Convair's designers quickly applied the supersonic area rule to a new aircraft, the YF-102A, pinching the fuselage near its mid-point to give it a slightly hourglass (or Coke-bottle) appearance. This was a compromise for an existing aircraft; later airplanes included the area rule in their designs in much less obvious ways. When the first YF-102A with this new design took flight, it easily accelerated through Mach 1.


To overcome high drag loads at transonic speeds, Convair engineers redesigned the fuselage and wing. The fuselage design used the "area-rule" which resulted in the characteristic "coke bottle" shape.

During the 1950s the delta wing was used on several aircraft that had a need for speed, including the B-58 Hustler and the cancelled XB-70 Valkyrie bomber. The Soviet Union used a delta wing for its failed Tu-144 supersonic passenger jet, and for its famed MiG-21, one of the most widely-used fighter jets of the Cold War. The French also adopted the delta for its successful Dassault Mirage III.

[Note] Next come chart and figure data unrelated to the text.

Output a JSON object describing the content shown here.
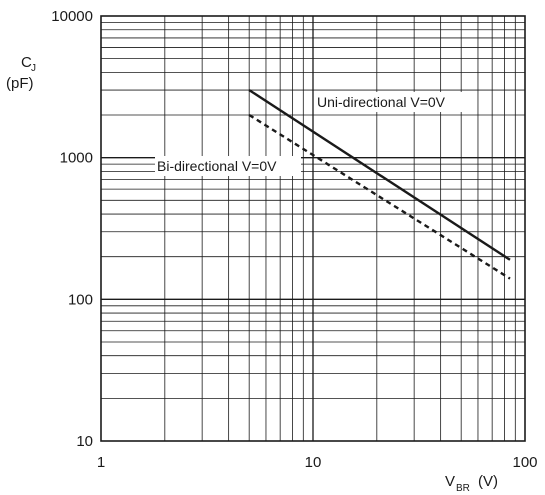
{
  "chart_data": {
    "type": "line",
    "x_scale": "log",
    "y_scale": "log",
    "xlim": [
      1,
      100
    ],
    "ylim": [
      10,
      10000
    ],
    "grid": true,
    "x_tick_labels": [
      "1",
      "10",
      "100"
    ],
    "y_tick_labels": [
      "10",
      "100",
      "1000",
      "10000"
    ],
    "ylabel": {
      "main": "C",
      "sub": "J",
      "unit": "(pF)"
    },
    "xlabel": {
      "main": "V",
      "sub": "BR",
      "unit": "(V)"
    },
    "series": [
      {
        "name": "Uni-directional V=0V",
        "style": "solid",
        "x": [
          5,
          85
        ],
        "y": [
          3000,
          190
        ]
      },
      {
        "name": "Bi-directional V=0V",
        "style": "dashed",
        "x": [
          5,
          85
        ],
        "y": [
          2000,
          140
        ]
      }
    ],
    "colors": {
      "line": "#1a1a1a",
      "grid": "#1a1a1a"
    }
  }
}
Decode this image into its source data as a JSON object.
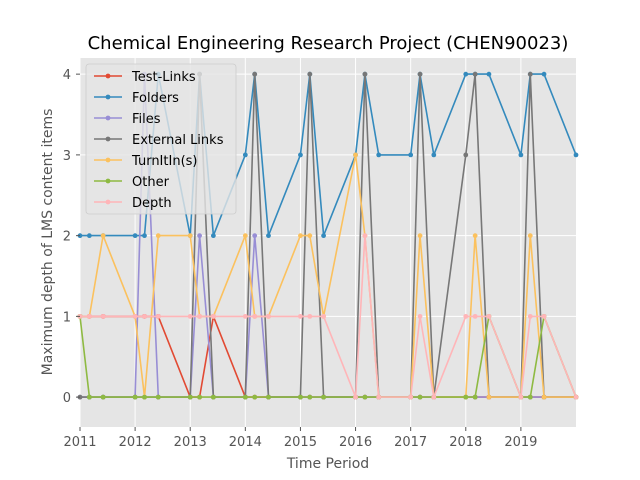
{
  "chart_data": {
    "type": "line",
    "title": "Chemical Engineering Research Project (CHEN90023)",
    "xlabel": "Time Period",
    "ylabel": "Maximum depth of LMS content items",
    "xlim": [
      2011.0,
      2020.0
    ],
    "ylim": [
      -0.37,
      4.2
    ],
    "xticks": [
      2011,
      2012,
      2013,
      2014,
      2015,
      2016,
      2017,
      2018,
      2019
    ],
    "yticks": [
      0,
      1,
      2,
      3,
      4
    ],
    "grid": true,
    "legend_position": "top-left",
    "x": [
      2011.0,
      2011.17,
      2011.42,
      2012.0,
      2012.17,
      2012.42,
      2013.0,
      2013.17,
      2013.42,
      2014.0,
      2014.17,
      2014.42,
      2015.0,
      2015.17,
      2015.42,
      2016.0,
      2016.17,
      2016.42,
      2017.0,
      2017.17,
      2017.42,
      2018.0,
      2018.17,
      2018.42,
      2019.0,
      2019.17,
      2019.42,
      2020.0
    ],
    "series": [
      {
        "name": "Test-Links",
        "color": "#E24A33",
        "values": [
          1,
          1,
          1,
          1,
          1,
          1,
          0,
          0,
          1,
          0,
          0,
          0,
          0,
          0,
          0,
          0,
          0,
          0,
          0,
          0,
          0,
          0,
          0,
          0,
          0,
          0,
          0,
          0
        ]
      },
      {
        "name": "Folders",
        "color": "#348ABD",
        "values": [
          2,
          2,
          2,
          2,
          2,
          4,
          2,
          4,
          2,
          3,
          4,
          2,
          3,
          4,
          2,
          3,
          4,
          3,
          3,
          4,
          3,
          4,
          4,
          4,
          3,
          4,
          4,
          3
        ]
      },
      {
        "name": "Files",
        "color": "#988ED5",
        "values": [
          0,
          0,
          0,
          0,
          4,
          0,
          0,
          2,
          0,
          0,
          2,
          0,
          0,
          0,
          0,
          0,
          0,
          0,
          0,
          0,
          0,
          0,
          0,
          0,
          0,
          0,
          0,
          0
        ]
      },
      {
        "name": "External Links",
        "color": "#777777",
        "values": [
          0,
          0,
          0,
          0,
          0,
          0,
          0,
          4,
          0,
          0,
          4,
          0,
          0,
          4,
          0,
          0,
          4,
          0,
          0,
          4,
          0,
          3,
          4,
          0,
          0,
          4,
          0,
          0
        ]
      },
      {
        "name": "TurnItIn(s)",
        "color": "#FBC15E",
        "values": [
          1,
          1,
          2,
          1,
          0,
          2,
          2,
          1,
          1,
          2,
          1,
          1,
          2,
          2,
          1,
          3,
          2,
          0,
          0,
          2,
          0,
          0,
          2,
          0,
          0,
          2,
          0,
          0
        ]
      },
      {
        "name": "Other",
        "color": "#8EBA42",
        "values": [
          1,
          0,
          0,
          0,
          0,
          0,
          0,
          0,
          0,
          0,
          0,
          0,
          0,
          0,
          0,
          0,
          0,
          0,
          0,
          0,
          0,
          0,
          0,
          1,
          0,
          0,
          1,
          0
        ]
      },
      {
        "name": "Depth",
        "color": "#FFB5B8",
        "values": [
          1,
          1,
          1,
          1,
          1,
          1,
          1,
          1,
          1,
          1,
          1,
          1,
          1,
          1,
          1,
          0,
          2,
          0,
          0,
          1,
          0,
          1,
          1,
          1,
          0,
          1,
          1,
          0
        ]
      }
    ]
  }
}
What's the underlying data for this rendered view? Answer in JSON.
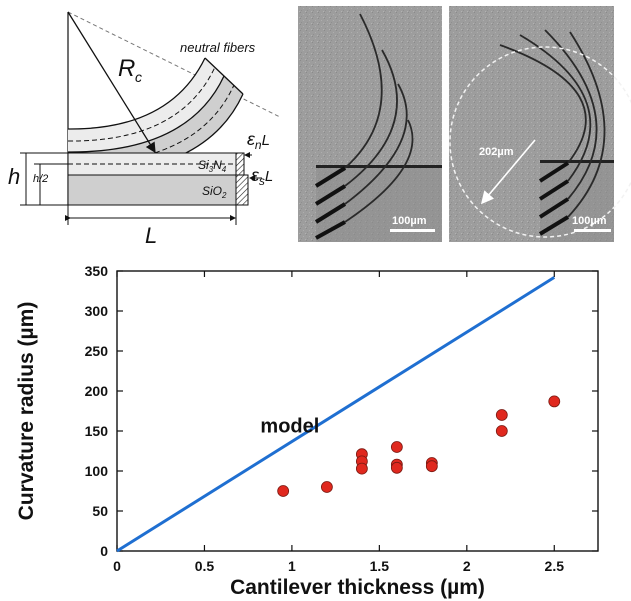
{
  "diagram": {
    "radius_label": "R",
    "radius_sub": "c",
    "neutral_fibers_label": "neutral fibers",
    "height_label": "h",
    "half_height_label": "h/2",
    "length_label": "L",
    "si3n4_label": "Si",
    "si3n4_sub1": "3",
    "si3n4_mid": "N",
    "si3n4_sub2": "4",
    "sio2_label": "SiO",
    "sio2_sub": "2",
    "strain_n_label": "ε",
    "strain_n_sub": "n",
    "strain_n_suffix": "L",
    "strain_s_label": "ε",
    "strain_s_sub": "s",
    "strain_s_suffix": "L"
  },
  "micrographs": [
    {
      "scale_label": "100µm"
    },
    {
      "scale_label": "100µm",
      "radius_label": "202µm"
    }
  ],
  "chart_data": {
    "type": "scatter",
    "xlabel": "Cantilever thickness (µm)",
    "ylabel": "Curvature radius (µm)",
    "xlim": [
      0,
      2.75
    ],
    "ylim": [
      0,
      350
    ],
    "xticks": [
      0,
      0.5,
      1,
      1.5,
      2,
      2.5
    ],
    "xtick_labels": [
      "0",
      "0.5",
      "1",
      "1.5",
      "2",
      "2.5"
    ],
    "yticks": [
      0,
      50,
      100,
      150,
      200,
      250,
      300,
      350
    ],
    "ytick_labels": [
      "0",
      "50",
      "100",
      "150",
      "200",
      "250",
      "300",
      "350"
    ],
    "grid": false,
    "series": [
      {
        "name": "model",
        "kind": "line",
        "color": "#1f6fd1",
        "x": [
          0,
          2.5
        ],
        "y": [
          0,
          342
        ]
      },
      {
        "kind": "scatter",
        "color": "#e0281e",
        "x": [
          0.95,
          1.2,
          1.4,
          1.4,
          1.4,
          1.6,
          1.6,
          1.6,
          1.8,
          1.8,
          2.2,
          2.2,
          2.5
        ],
        "y": [
          75,
          80,
          121,
          112,
          103,
          130,
          108,
          104,
          110,
          106,
          170,
          150,
          187
        ]
      }
    ],
    "annotations": [
      {
        "text": "model",
        "x": 0.82,
        "y": 148
      }
    ]
  }
}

The two most famous current aircraft to use the delta wing are the Concorde and the Space Shuttle. The Concorde's delta wing made the plane's sustained cruising speed of Mach 2 possible. The Space Shuttle's wing, known as a "cranked delta" because the leading edge of the wing has a slight bend near its midpoint, is used for a different purpose. The Space Shuttle originally had what was known as a "high cross-range" requirement, which was the ability to glide for thousands of miles to either side of its flight path when landing. Conventional straight wings did not provide enough lift at high speeds and altitudes to achieve this type of range, and so the large delta wing was necessary.

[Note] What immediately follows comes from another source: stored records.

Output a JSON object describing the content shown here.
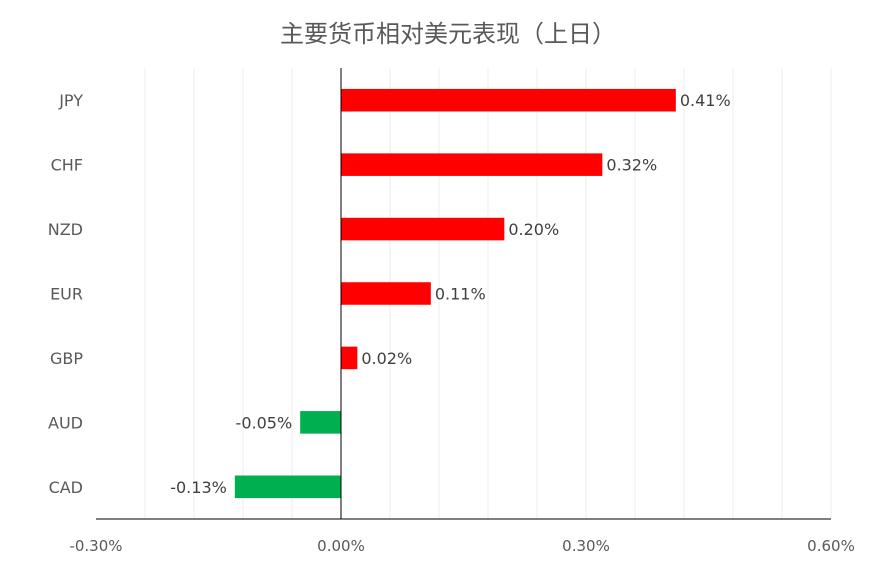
{
  "chart_data": {
    "type": "bar",
    "orientation": "horizontal",
    "title": "主要货币相对美元表现（上日）",
    "categories": [
      "JPY",
      "CHF",
      "NZD",
      "EUR",
      "GBP",
      "AUD",
      "CAD"
    ],
    "values": [
      0.41,
      0.32,
      0.2,
      0.11,
      0.02,
      -0.05,
      -0.13
    ],
    "data_labels": [
      "0.41%",
      "0.32%",
      "0.20%",
      "0.11%",
      "0.02%",
      "-0.05%",
      "-0.13%"
    ],
    "xlim": [
      -0.3,
      0.6
    ],
    "x_ticks": [
      -0.3,
      0.0,
      0.3,
      0.6
    ],
    "x_tick_labels": [
      "-0.30%",
      "0.00%",
      "0.30%",
      "0.60%"
    ],
    "minor_gridline_step": 0.06,
    "grid": true,
    "legend": "none",
    "colors": {
      "positive": "#ff0000",
      "negative": "#00b050",
      "grid": "#ececec",
      "axis": "#000000"
    }
  }
}
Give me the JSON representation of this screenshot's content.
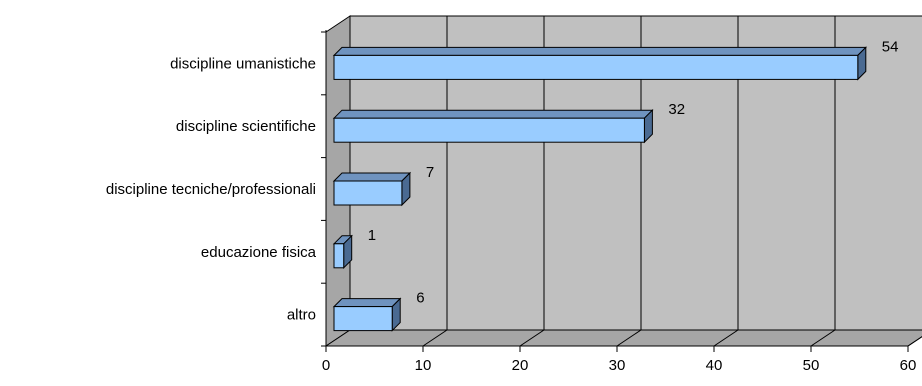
{
  "chart_data": {
    "type": "bar",
    "orientation": "horizontal",
    "style": "3d",
    "categories": [
      "discipline umanistiche",
      "discipline scientifiche",
      "discipline tecniche/professionali",
      "educazione fisica",
      "altro"
    ],
    "values": [
      54,
      32,
      7,
      1,
      6
    ],
    "xlim": [
      0,
      60
    ],
    "xticks": [
      "0",
      "10",
      "20",
      "30",
      "40",
      "50",
      "60"
    ],
    "grid": true,
    "legend": "none",
    "title": "",
    "xlabel": "",
    "ylabel": "",
    "colors": {
      "bar_front": "#99ccff",
      "bar_top": "#6f93bf",
      "bar_side": "#4a6a92",
      "wall": "#c0c0c0",
      "floor": "#a6a6a6",
      "axis": "#000000"
    }
  }
}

While delta wings are critical to achieving high lift for supersonic flight, they also have a number of disadvantages for less high-performing aircraft. They require high landing and takeoff speeds and long takeoff and landing runs, are unstable at high angles of attack, and produce tremendous drag when "trimmed" to keep the plane level. Of these disadvantages, pilots and designers usually consider the high landing and takeoff speeds the most important because they make flying the plane dangerous. Indeed, when the Concorde had its first ever crash in 2000, after two decades of safe operations, the high-speed takeoff was a factor in this terrible accident, for the plane's high ground speed before becoming airborne placed major stress upon the aircraft's tires, which exploded upon striking an object on the runway.

By the 1980s, except for the Concorde and Space Shuttle, the delta wing appeared headed for obsolescence. Its drawbacks made it unattractive and changes in fighter warfare reduced the requirement for sustained supersonic speed. Few aircraft spend much time travelling at high supersonic speeds because it burns so much fuel, rendering the delta wing, which is primarily useful for supersonic flight, less attractive. But the computer and an additional flight control device called the canard have rescued the delta wing from obsolescence.

Computer-controlled "fly-by-wire" flight control systems have allowed designers to compensate for some of the delta wing's poor control qualities. Canards are small horizontal fins (or small wings) mounted on the fuselage in front of an aircraft's main wings to provide greater control, particularly during high angles of attack. When they are part of a delta-wing aircraft, they improve its stability and manoeuvrability.


The delta wings can easily be seen on this photograph of the Shuttle orbiter Columbia.

Several aircraft appeared in the 1980s and 1990s that incorporated both delta wings and canards. The latest delta-wing aircraft are the Swedish JAS 39 Grippen, the Dassault Rafale naval fighter (designed to be launched from the French aircraft carrier Charles de Gaulle), the Indian Light Combat Aircraft, or LCA, and the Eurofighter Typhoon. The Typhoon, which had its first flight in the mid-1990s, is a joint European effort (Britain, Germany, Italy and Spain, with France withdrawing early) to develop an advanced fighter to replace a number of different aging aircraft in their air forces. Thus, the delta wing, which seemed destined for obsolescence, has gained a new lease on life.